Shockingly the Home Office is not collecting information on the length of detention or reasons why the children have been detained.
In December 2010 the Government published details of its new policy to end the detention of children; within this the Government retained the right to only hold a few dozen families each year in border cases.
The Children’s Society welcomed the progress made by the Government in response to the Outcry! campaign by pledging to end detention and the closure of the family unit at Yarl’s Wood where children were held for weeks. We are disappointed that after so much progress so many children are still being detained by the UK Border Agency, at the ports and at the new ‘Pre-Departure Accommodation’.
Concerns have also been highlighted by HM Inspector of Prisons in regards to the monitoring of those detained at port following the unannounced inspections of three Heathrow Terminals. These included a lack of awareness among staff of how to refer child victims of trafficking to the correct authorities.

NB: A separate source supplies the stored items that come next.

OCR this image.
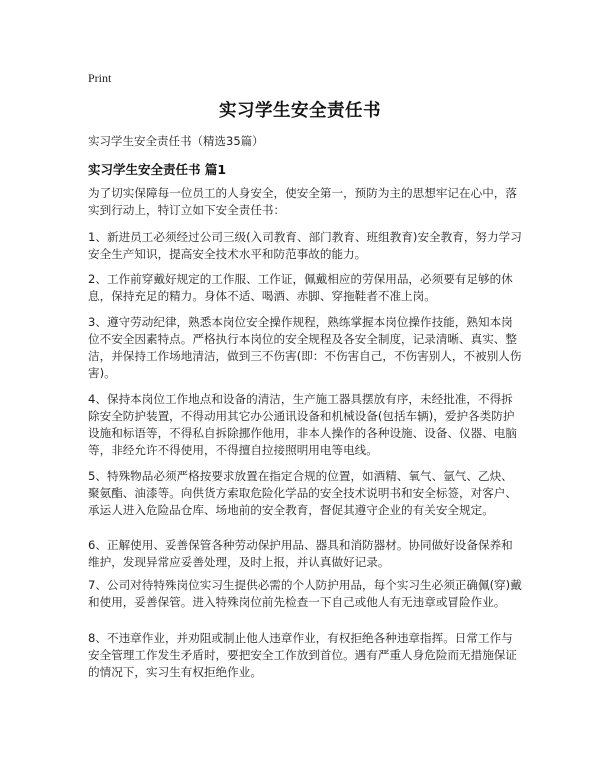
Print
实习学生安全责任书
实习学生安全责任书（精选35篇）
实习学生安全责任书 篇1

为了切实保障每一位员工的人身安全，使安全第一，预防为主的思想牢记在心中，落实到行动上，特订立如下安全责任书：

1、新进员工必须经过公司三级(入司教育、部门教育、班组教育)安全教育，努力学习安全生产知识，提高安全技术水平和防范事故的能力。

2、工作前穿戴好规定的工作服、工作证，佩戴相应的劳保用品，必须要有足够的休息，保持充足的精力。身体不适、喝酒、赤脚、穿拖鞋者不准上岗。

3、遵守劳动纪律，熟悉本岗位安全操作规程，熟练掌握本岗位操作技能，熟知本岗位不安全因素特点。严格执行本岗位的安全规程及各安全制度，记录清晰、真实、整洁，并保持工作场地清洁，做到三不伤害(即：不伤害自己，不伤害别人，不被别人伤害)。

4、保持本岗位工作地点和设备的清洁，生产施工器具摆放有序，未经批准，不得拆除安全防护装置，不得动用其它办公通讯设备和机械设备(包括车辆)，爱护各类防护设施和标语等，不得私自拆除挪作他用，非本人操作的各种设施、设备、仪器、电脑等，非经允许不得使用，不得擅自拉接照明用电等电线。

5、特殊物品必须严格按要求放置在指定合规的位置，如酒精、氧气、氩气、乙炔、聚氨酯、油漆等。向供货方索取危险化学品的安全技术说明书和安全标签，对客户、承运人进入危险品仓库、场地前的安全教育，督促其遵守企业的有关安全规定。

6、正解使用、妥善保管各种劳动保护用品、器具和消防器材。协同做好设备保养和维护，发现异常应妥善处理，及时上报，并认真做好记录。

7、公司对待特殊岗位实习生提供必需的个人防护用品，每个实习生必须正确佩(穿)戴和使用，妥善保管。进入特殊岗位前先检查一下自己或他人有无违章或冒险作业。

8、不违章作业，并劝阻或制止他人违章作业，有权拒绝各种违章指挥。日常工作与安全管理工作发生矛盾时，要把安全工作放到首位。遇有严重人身危险而无措施保证的情况下，实习生有权拒绝作业。
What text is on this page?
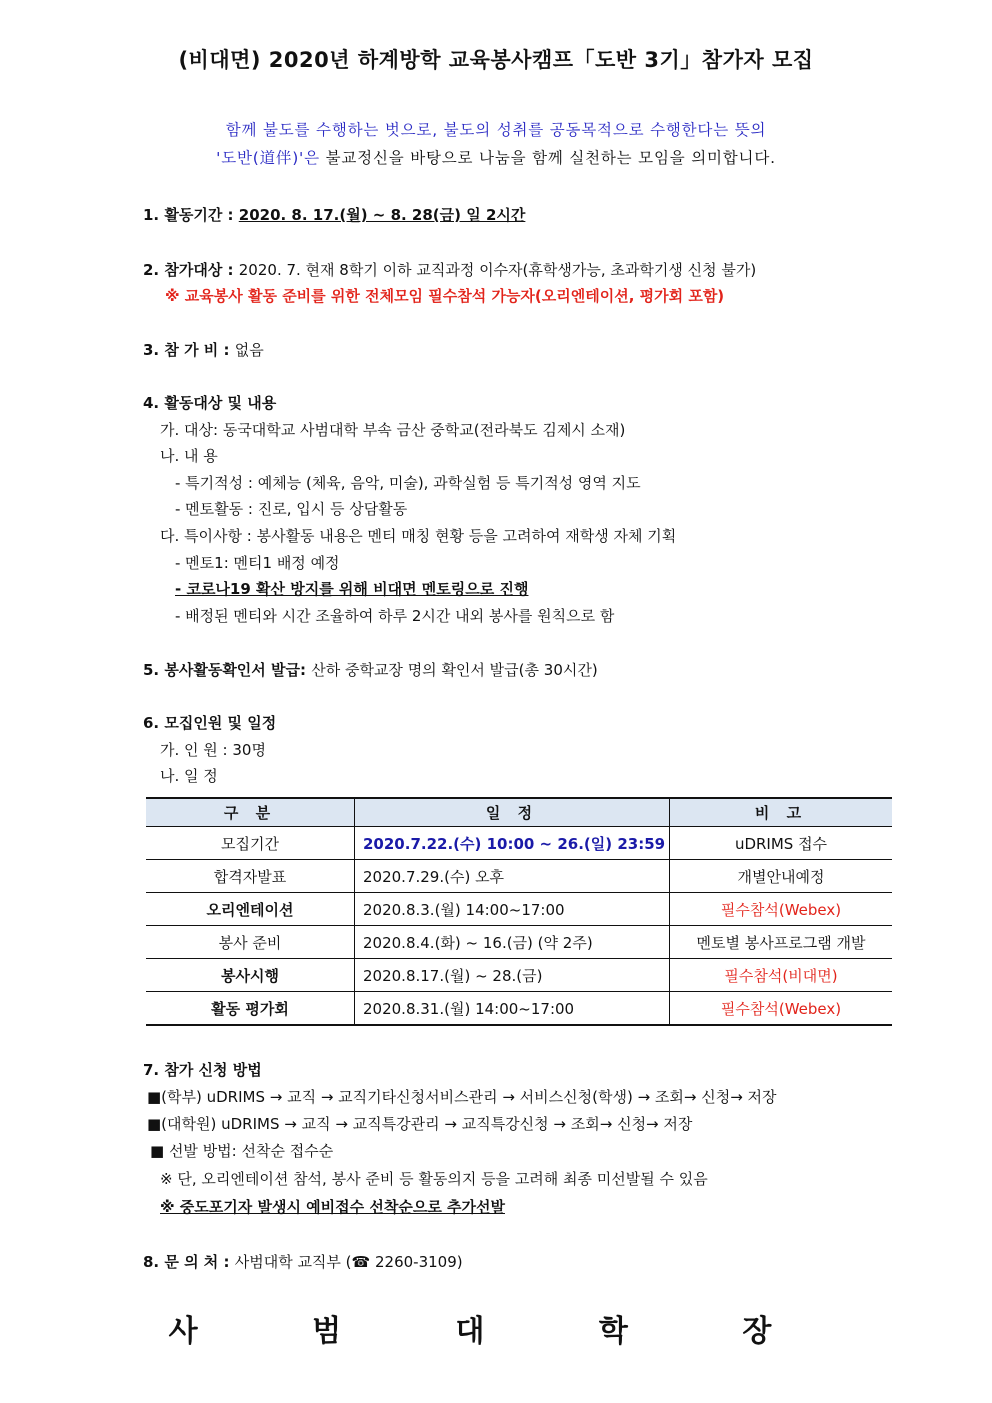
(비대면) 2020년 하계방학 교육봉사캠프「도반 3기」참가자 모집
함께 불도를 수행하는 벗으로, 불도의 성취를 공동목적으로 수행한다는 뜻의
'도반(道伴)'은 불교정신을 바탕으로 나눔을 함께 실천하는 모임을 의미합니다.
1. 활동기간 : 2020. 8. 17.(월) ~ 8. 28(금) 일 2시간
2. 참가대상 : 2020. 7. 현재 8학기 이하 교직과정 이수자(휴학생가능, 초과학기생 신청 불가)
※ 교육봉사 활동 준비를 위한 전체모임 필수참석 가능자(오리엔테이션, 평가회 포함)
3. 참 가 비 : 없음
4. 활동대상 및 내용
가. 대상: 동국대학교 사범대학 부속 금산 중학교(전라북도 김제시 소재)
나. 내 용
- 특기적성 : 예체능 (체육, 음악, 미술), 과학실험 등 특기적성 영역 지도
- 멘토활동 : 진로, 입시 등 상담활동
다. 특이사항 : 봉사활동 내용은 멘티 매칭 현황 등을 고려하여 재학생 자체 기획
- 멘토1: 멘티1 배정 예정
- 코로나19 확산 방지를 위해 비대면 멘토링으로 진행
- 배정된 멘티와 시간 조율하여 하루 2시간 내외 봉사를 원칙으로 함
5. 봉사활동확인서 발급: 산하 중학교장 명의 확인서 발급(총 30시간)
6. 모집인원 및 일정
가. 인 원 : 30명
나. 일 정
구 분	일 정	비 고
모집기간	2020.7.22.(수) 10:00 ~ 26.(일) 23:59	uDRIMS 접수
합격자발표	2020.7.29.(수) 오후	개별안내예정
오리엔테이션	2020.8.3.(월) 14:00~17:00	필수참석(Webex)
봉사 준비	2020.8.4.(화) ~ 16.(금) (약 2주)	멘토별 봉사프로그램 개발
봉사시행	2020.8.17.(월) ~ 28.(금)	필수참석(비대면)
활동 평가회	2020.8.31.(월) 14:00~17:00	필수참석(Webex)
7. 참가 신청 방법
■(학부) uDRIMS → 교직 → 교직기타신청서비스관리 → 서비스신청(학생) → 조회→ 신청→ 저장
■(대학원) uDRIMS → 교직 → 교직특강관리 → 교직특강신청 → 조회→ 신청→ 저장
■ 선발 방법: 선착순 접수순
※ 단, 오리엔테이션 참석, 봉사 준비 등 활동의지 등을 고려해 최종 미선발될 수 있음
※ 중도포기자 발생시 예비접수 선착순으로 추가선발
8. 문 의 처 : 사범대학 교직부 (☎ 2260-3109)
사 범 대 학 장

Bob Reitemeier, chief executive of The Children’s Society, said: ‘We are horrified at the excessive numbers of children being held in the South East and very disappointed that Government has not kept these numbers to a minimum. It is of great concern that this appears to be happening without sufficient monitoring centrally by the Home Office, including why they are being held, their age and critically the length of time that they were held – This raises serious questions about the commitment to end the immigration detention of children.
‘We are calling on the Home Office to launch an enquiry in to why excessive numbers of children are being held on entry to the UK and to make sure appropriate measures are in place to meet the welfare needs of what are often extremely vulnerable children.’